The technical specifications for the Phenom-II X4-975BE haven't changed from previous releases of the Phenom-II X4 series; except for the 100MHz bump in clock speed, of course. The Phenom-II X4-975BE still has a nominal voltage of 0.825-1.4v and it is compatible with memory up to DDR3-1333MHz and DDR2-1066MHz. Though built on the AM3 938-pin micro pin grid array, the Phenom-II X4-975BE, like all other Athlon-II and Phenom-II processors, is backwards compatible with the AM2+ socket. Following all current AMD processors, the Phenom-II X4-975BE is built on a 45nm process. This process is becoming quite dated in the computer hardware industry as Intel has been using a smaller, 32nm process for quite some time now.
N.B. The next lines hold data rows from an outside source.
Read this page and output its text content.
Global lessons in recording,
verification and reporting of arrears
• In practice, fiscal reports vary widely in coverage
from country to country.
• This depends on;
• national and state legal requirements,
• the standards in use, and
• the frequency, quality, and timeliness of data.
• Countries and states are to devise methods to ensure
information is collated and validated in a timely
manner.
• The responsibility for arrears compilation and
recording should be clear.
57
The Phenom-II series is AMD's upper echelon of CPUs and the processors differ from the lower, Athlon-II series CPUs mainly because of the addition of the L3 cache. The Phenom-II X4-975BE has a total L3 cache of 6MB shared across all four processor cores. In addition, the X4-975BE has an L2 cache of 512KB per core for a total of 2MB and an L1 cache of 512KB, 64K of L1 instruction and 64K of L1 data cache per core.
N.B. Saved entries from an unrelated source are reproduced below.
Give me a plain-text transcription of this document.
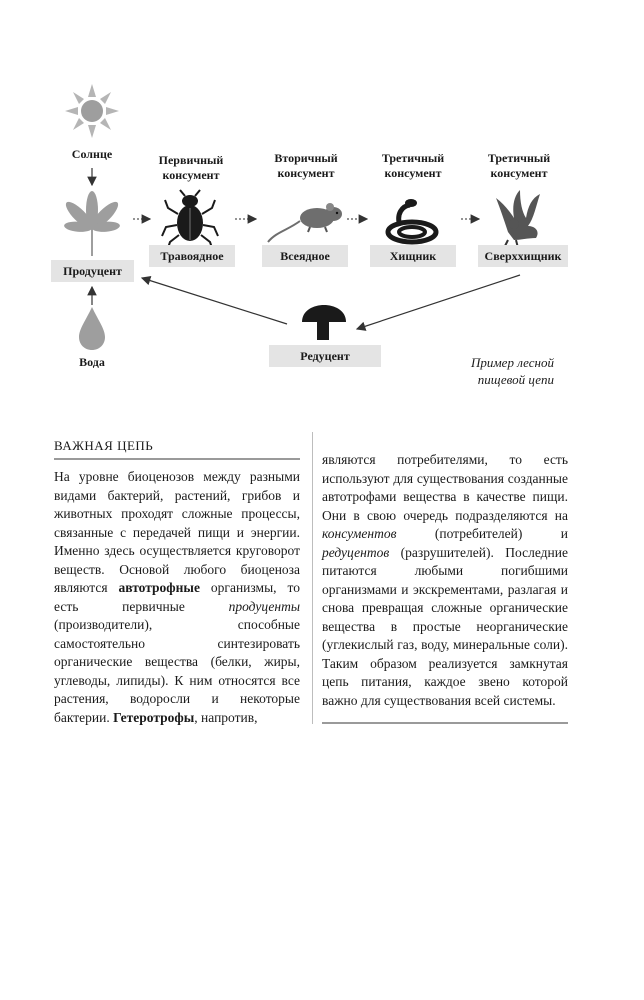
Солнце
Продуцент
Вода
Первичный
консумент
Травоядное
Вторичный
консумент
Всеядное
Третичный
консумент
Хищник
Третичный
консумент
Сверххищник
Редуцент	Пример лесной
пищевой цепи
ВАЖНАЯ ЦЕПЬ
На уровне биоценозов между разными видами бактерий, растений, грибов и животных проходят сложные процессы, связанные с передачей пищи и энергии. Именно здесь осуществляется круговорот веществ. Основой любого биоценоза являются автотрофные организмы, то есть первичные продуценты (производители), способные самостоятельно синтезировать органические вещества (белки, жиры, углеводы, липиды). К ним относятся все растения, водоросли и некоторые бактерии. Гетеротрофы, напротив,
являются потребителями, то есть используют для существования созданные автотрофами вещества в качестве пищи. Они в свою очередь подразделяются на консументов (потребителей) и редуцентов (разрушителей). Последние питаются любыми погибшими организмами и экскрементами, разлагая и снова превращая сложные органические вещества в простые неорганические (углекислый газ, воду, минеральные соли). Таким образом реализуется замкнутая цепь питания, каждое звено которой важно для существования всей системы.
As the New Year begins, Intel is starting to release their new lineup of CPUs with the Sandy Bridge platform. Given the hype this platform has caused, it would seem like AMD is in trouble of losing the inexpensive price market. For quite a while now, AMD has been releasing processors that can outperform similarly priced Intel CPUs. In this article, we will be using one of the new Sandy Bridge processors that is being released at a similar price point to the Phenom-II X4-975BE to see how the two compare. The Phenom-II X4-975BE is set to release at $195, while the Intel Core i5-6500 is set to be released at $205. (We used the i5-6500K, but without being overclocked, it should be equal in performance to a normal i5-6500.)
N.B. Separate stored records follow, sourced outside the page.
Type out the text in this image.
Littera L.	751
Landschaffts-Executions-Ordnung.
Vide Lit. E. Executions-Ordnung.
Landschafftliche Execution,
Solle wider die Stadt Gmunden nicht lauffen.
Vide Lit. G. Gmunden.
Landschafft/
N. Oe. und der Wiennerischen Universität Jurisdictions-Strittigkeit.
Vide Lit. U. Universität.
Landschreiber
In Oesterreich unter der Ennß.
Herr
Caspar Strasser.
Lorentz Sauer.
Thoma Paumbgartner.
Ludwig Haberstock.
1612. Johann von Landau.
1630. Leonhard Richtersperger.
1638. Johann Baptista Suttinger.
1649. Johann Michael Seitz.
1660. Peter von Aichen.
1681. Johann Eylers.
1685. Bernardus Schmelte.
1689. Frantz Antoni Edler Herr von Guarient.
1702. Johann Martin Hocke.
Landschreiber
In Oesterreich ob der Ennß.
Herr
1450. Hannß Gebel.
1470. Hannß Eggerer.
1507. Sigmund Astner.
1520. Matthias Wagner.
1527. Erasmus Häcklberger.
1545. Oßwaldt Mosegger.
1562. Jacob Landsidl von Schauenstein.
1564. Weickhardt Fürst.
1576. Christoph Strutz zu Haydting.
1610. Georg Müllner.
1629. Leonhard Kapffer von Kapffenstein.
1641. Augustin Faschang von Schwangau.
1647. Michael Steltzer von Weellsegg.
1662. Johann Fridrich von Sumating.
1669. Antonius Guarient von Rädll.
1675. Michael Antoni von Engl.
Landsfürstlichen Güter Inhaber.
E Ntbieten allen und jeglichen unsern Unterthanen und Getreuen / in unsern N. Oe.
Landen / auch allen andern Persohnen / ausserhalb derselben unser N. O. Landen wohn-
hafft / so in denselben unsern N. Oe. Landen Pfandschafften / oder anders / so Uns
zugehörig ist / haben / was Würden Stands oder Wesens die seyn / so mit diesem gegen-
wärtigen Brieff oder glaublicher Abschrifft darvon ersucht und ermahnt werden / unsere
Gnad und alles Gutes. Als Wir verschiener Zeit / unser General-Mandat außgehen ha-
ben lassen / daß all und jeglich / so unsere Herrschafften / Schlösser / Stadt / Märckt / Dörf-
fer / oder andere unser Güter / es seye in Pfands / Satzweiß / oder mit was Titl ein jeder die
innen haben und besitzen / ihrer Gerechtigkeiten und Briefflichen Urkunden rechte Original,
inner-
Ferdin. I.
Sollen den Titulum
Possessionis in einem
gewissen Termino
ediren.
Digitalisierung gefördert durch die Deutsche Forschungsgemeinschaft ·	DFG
Recently, nearly all of AMD's processors have proven to be great at overclocking, even those that are not Black Edition CPUs. I expected the same out of the Phenom-II X4-975BE, although it should be even easier to push this CPU due to the unlocked multiplier. The fact of the matter is, I was only able to push the Phenom-II X4-975BE from it's stock clock of 3.6GHz to a stable overclock of 4.0GHz. That's about an 11% increase in clock speed, which isn't terrible. We were able to push the other Phenom-II processor released today from 3.2GHz to 3.9GHz. That's an increase of almost 22%, nearly double the headroom we found in the Phenom-II X4-975BE. There is probably some explanation of this in the fact that the Phenom-II X4 series has been releasing updated processors using the same build now for quite a long time. Most of these processors have been able to overclock stably to about the 4.0GHz area. The X4-975BE, being a later-generation Phenom-II X4 processor, likely shouldn't have as much headroom as previous versions.
Many of our readers have recently asked me about undervolting a CPU in order to make it as utility friendly as possible. Not much is getting cheaper these days, and the price of electricity is on the list of utilities that continue to increase in price and make our lives that much more stressful. When a CPU can run at stock speeds but on less voltage than it is set for, you will see a decrease in the amount of energy the processor uses. With the Phenom-II X4-975BE processor, I was able to set the voltage to 1.2v, down from a normal 1.4v, and run it stably at stock speeds.
Since the Phenom-II X4-975BE comes with an unlocked multiplier, I started off the overclocking simply by incrementally increasing the CPU multiplier. The Phenom-II X4-975BE already starts with a very high CPU multiplier of x18. I moved the multiplier up by x1 at a time until I could no longer boot into Windows. I reached that point at a multiplier of x22. This put the Phenom-II X4-975BE at an amazing 4.4GHz. However, while I could get into Windows, the 975BE didn't withstand the stress testing I talk about in the testing methodology section. I started moving down the multiplier again by x0.5 at a time until the Phenom-II X4-975BE until the CPU passed the stress tests.
With a multiplier of x19.5 and the base clock still at 200MHz, the Phenom-II X4-975BE passed the stress testing. This put the CPU at 3.9GHz. That's a nice clock speed, but I wanted to get more out of the Phenom-II X4-975BE. I started increasing the base clock from 200MHz by an additional 5MHz. I only got to 210MHz before the Phenom-II X4-975BE failed the stress testing again. The highest stable overclock I could find was with the CPU multiplier at x19.5 and the base clock at 205MHz. I had to boost the CPU voltage to 1.6v to get to this level. This gave me an overclock of 4.0GHz, only 11% faster than the stock speeds.